Working with semi-structured data (complex - variant)

QueryingQuagga
New Contributor III

Edit: value of inner key "value" was an array - I have added the square brackets to the example below.

Hello all,

I'm working with Spark SQL API for querying semi-structured data in Databricks. Currently I'm having a hard time understanding how I can navigate a complex column of the type `VARIANT` to extract field values that are nested at multiple levels.

Take the below example (column name "extendedinformation") in a table (table name "orders") that have been saved as a complex type containing nested json like so:

 

[
  {
    "name": "CHANNEL",
    "value": "[{\"id\":\"DUMMYID1\",\"name\":\"DUMMYCHANNEL1\",\"role\":\"DUMMYROLE1\"}]"
  }
]

 

When querying the data using Spark SQL API on a SQL Warehouse in the Preview Channel (2024.40), I'm unable to find the best way to extract the inner field "name" ($[0].value.name).

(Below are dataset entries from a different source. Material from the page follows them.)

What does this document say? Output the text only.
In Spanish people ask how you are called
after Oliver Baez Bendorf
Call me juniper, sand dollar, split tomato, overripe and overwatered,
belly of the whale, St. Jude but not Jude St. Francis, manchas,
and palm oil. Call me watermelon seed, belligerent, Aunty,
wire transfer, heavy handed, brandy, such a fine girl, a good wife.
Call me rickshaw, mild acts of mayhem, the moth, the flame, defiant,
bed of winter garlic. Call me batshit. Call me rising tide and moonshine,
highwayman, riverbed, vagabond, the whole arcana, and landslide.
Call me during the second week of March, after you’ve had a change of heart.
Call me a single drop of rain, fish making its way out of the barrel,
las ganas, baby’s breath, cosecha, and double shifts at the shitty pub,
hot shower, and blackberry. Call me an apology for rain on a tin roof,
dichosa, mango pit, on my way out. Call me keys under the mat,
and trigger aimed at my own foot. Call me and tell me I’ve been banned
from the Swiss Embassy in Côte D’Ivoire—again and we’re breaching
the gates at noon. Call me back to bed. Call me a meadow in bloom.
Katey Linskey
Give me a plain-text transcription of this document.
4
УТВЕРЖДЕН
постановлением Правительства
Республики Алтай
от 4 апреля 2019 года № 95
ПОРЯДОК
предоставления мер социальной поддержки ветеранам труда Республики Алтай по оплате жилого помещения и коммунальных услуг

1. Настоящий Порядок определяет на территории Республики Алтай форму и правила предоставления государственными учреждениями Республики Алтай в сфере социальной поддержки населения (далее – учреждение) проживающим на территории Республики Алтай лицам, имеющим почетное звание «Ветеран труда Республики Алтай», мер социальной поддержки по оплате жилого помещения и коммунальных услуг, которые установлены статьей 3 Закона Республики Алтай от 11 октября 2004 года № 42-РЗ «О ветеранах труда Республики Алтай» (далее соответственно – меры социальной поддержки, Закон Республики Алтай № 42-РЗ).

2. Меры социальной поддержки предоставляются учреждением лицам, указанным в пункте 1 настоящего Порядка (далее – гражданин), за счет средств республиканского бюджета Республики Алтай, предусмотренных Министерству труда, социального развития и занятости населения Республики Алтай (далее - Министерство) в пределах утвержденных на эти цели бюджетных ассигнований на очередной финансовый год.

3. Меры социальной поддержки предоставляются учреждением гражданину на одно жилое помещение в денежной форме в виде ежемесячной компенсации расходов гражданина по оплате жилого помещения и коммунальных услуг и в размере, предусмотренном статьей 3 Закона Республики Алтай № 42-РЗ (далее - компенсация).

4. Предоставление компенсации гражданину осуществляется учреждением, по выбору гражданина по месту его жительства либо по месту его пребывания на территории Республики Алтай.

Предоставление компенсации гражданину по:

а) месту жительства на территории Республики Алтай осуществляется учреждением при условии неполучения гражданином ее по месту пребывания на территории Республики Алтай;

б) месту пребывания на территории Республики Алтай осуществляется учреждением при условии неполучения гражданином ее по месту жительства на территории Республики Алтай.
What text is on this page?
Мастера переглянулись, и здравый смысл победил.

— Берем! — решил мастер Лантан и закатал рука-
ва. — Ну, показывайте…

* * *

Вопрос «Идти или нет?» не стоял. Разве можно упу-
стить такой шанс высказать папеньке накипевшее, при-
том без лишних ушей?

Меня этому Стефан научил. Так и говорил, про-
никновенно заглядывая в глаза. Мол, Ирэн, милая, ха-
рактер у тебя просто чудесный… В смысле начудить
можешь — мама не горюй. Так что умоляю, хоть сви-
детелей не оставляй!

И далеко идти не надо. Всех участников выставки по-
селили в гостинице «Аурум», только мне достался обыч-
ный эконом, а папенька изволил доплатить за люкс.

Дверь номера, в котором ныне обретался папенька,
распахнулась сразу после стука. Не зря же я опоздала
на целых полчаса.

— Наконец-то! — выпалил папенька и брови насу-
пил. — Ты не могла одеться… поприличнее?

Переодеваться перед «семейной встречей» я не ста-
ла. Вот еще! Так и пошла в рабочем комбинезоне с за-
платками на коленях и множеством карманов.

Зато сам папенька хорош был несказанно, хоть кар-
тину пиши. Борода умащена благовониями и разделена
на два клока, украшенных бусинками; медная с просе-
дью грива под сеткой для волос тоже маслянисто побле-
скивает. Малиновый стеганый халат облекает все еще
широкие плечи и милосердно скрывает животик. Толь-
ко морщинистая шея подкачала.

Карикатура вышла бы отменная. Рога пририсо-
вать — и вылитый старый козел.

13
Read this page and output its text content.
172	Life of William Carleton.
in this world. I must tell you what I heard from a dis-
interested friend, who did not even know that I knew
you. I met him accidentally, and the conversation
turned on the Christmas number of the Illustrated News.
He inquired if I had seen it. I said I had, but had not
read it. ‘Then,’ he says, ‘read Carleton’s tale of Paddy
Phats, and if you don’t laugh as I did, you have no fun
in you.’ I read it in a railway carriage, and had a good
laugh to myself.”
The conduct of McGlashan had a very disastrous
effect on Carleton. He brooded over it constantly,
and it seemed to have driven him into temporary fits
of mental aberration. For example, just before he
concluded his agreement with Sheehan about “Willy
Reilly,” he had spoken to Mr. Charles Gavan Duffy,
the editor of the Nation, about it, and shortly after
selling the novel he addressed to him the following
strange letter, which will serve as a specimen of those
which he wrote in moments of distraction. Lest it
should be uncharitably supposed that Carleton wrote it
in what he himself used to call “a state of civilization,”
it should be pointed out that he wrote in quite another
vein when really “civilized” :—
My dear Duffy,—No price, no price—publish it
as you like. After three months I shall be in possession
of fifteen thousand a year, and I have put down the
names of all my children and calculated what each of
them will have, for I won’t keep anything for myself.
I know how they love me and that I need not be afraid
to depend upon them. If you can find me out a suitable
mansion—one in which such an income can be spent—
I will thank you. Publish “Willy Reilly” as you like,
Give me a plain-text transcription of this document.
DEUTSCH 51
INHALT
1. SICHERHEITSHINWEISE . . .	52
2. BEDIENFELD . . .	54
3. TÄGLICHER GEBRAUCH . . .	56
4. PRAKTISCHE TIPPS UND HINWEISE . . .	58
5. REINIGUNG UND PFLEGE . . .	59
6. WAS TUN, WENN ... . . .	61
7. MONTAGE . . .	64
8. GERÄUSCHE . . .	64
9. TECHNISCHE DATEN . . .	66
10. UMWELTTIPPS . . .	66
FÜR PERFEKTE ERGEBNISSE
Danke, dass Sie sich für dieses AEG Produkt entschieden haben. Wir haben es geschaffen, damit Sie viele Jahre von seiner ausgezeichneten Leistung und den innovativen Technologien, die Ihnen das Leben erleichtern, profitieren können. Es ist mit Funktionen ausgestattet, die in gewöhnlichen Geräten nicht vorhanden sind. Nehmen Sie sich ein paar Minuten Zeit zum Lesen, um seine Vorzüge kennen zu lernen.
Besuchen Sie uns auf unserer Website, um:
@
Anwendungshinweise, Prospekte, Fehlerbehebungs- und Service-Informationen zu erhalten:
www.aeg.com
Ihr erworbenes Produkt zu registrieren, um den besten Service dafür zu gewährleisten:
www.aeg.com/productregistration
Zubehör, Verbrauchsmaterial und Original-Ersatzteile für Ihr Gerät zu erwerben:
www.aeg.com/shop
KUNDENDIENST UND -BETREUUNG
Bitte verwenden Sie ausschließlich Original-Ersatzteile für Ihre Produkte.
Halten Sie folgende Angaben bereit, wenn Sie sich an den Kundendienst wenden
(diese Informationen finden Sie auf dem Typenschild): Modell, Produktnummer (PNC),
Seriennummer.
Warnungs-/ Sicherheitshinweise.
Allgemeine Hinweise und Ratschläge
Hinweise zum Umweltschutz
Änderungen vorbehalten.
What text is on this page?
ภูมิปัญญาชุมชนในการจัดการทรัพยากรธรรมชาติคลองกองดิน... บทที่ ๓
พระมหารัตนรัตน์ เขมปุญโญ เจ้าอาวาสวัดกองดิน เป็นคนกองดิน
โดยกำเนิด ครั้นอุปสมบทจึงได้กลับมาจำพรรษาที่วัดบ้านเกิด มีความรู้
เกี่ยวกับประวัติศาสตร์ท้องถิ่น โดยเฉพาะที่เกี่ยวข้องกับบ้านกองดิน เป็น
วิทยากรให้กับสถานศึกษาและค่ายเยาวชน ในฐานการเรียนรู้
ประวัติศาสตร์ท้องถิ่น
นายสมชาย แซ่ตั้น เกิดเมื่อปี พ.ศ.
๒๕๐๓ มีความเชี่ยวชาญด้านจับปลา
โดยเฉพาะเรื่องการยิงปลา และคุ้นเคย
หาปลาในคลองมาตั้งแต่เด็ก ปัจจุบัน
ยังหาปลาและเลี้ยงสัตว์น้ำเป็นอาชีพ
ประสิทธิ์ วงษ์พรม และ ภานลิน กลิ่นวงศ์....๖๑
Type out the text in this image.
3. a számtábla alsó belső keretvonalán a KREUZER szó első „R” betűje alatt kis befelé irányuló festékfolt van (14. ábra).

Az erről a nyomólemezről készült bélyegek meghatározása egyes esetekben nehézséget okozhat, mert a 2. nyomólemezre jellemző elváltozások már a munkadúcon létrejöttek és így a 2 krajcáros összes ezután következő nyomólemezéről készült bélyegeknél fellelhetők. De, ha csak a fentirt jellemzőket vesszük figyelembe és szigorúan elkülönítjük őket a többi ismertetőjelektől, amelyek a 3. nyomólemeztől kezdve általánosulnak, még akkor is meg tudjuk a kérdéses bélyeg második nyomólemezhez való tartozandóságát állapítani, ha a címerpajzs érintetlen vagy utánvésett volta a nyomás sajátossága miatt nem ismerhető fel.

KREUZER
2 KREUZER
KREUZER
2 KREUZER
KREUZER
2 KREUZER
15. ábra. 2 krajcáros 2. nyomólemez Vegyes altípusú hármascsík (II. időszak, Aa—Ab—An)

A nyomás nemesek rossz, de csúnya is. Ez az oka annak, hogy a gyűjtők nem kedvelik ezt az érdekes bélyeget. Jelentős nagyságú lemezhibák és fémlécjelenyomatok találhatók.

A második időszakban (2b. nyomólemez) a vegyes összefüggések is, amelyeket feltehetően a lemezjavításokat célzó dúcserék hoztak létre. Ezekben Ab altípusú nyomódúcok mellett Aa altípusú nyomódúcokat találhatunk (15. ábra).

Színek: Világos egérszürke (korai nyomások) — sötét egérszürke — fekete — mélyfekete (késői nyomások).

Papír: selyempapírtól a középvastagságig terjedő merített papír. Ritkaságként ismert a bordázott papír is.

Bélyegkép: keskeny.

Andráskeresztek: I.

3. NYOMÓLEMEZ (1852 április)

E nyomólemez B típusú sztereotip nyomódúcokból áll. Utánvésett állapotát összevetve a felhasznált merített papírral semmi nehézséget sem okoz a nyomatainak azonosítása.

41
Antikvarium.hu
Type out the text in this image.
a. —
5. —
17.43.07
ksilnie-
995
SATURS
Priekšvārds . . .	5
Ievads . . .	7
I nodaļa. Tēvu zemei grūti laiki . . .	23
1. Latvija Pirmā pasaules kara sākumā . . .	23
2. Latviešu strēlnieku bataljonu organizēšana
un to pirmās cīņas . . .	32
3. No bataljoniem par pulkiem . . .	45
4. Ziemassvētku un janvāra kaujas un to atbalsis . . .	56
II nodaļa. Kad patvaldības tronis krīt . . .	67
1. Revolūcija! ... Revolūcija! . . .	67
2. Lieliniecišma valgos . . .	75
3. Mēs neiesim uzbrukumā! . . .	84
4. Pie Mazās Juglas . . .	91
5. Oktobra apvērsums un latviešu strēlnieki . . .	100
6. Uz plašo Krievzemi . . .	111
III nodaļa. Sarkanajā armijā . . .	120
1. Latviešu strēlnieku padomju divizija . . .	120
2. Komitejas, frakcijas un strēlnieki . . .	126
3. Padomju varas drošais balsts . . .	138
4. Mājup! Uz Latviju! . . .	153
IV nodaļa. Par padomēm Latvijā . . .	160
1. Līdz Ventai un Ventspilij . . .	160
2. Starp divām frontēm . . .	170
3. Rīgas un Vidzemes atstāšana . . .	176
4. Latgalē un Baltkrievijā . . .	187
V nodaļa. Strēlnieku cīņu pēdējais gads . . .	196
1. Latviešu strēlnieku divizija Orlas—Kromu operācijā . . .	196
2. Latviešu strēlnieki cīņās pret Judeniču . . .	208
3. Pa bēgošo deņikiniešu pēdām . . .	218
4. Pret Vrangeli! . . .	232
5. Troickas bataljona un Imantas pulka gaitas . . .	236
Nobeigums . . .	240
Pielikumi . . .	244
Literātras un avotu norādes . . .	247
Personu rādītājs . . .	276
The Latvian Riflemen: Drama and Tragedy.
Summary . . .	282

If I use variant functions and shortcuts as so:

 

SELECT extendedinformation:[0].value FROM orders

 

i get back the contents of $[0].value, and as far as the front-end editor in Databricks shows, this column is a complex type as this (whether this is the true underlying truth is unknown to me, but this i what is shown in the online editor):

 

[{"id":"DUMMYID1","name":"DUMMYCHANNEL1","role":"DUMMYROLE1"}]

 

Note that it seems like the contents have been parsed automatically and correctly.

Now I had hoped I could do the following:

 

SELECT extendedinformation:[0].value.name FROM orders

 

or

 

SELECT extendedinformation:[0].value:name FROM orders

 

But all I get back are `NULL` values.

There might be way to get it to work wrapping `GET_JSON_OBJECT()`, but this is very finicky, has resulted in errors in terms of parsing without changing modes (`FAILFAST` -> `PERMISSIVE`) and, as far as I can understand, might very well incure a performance penalty because of conversions between complex and strings (and then parsing).

How should one approach this using complex functionality in Spark SQL in Databricks?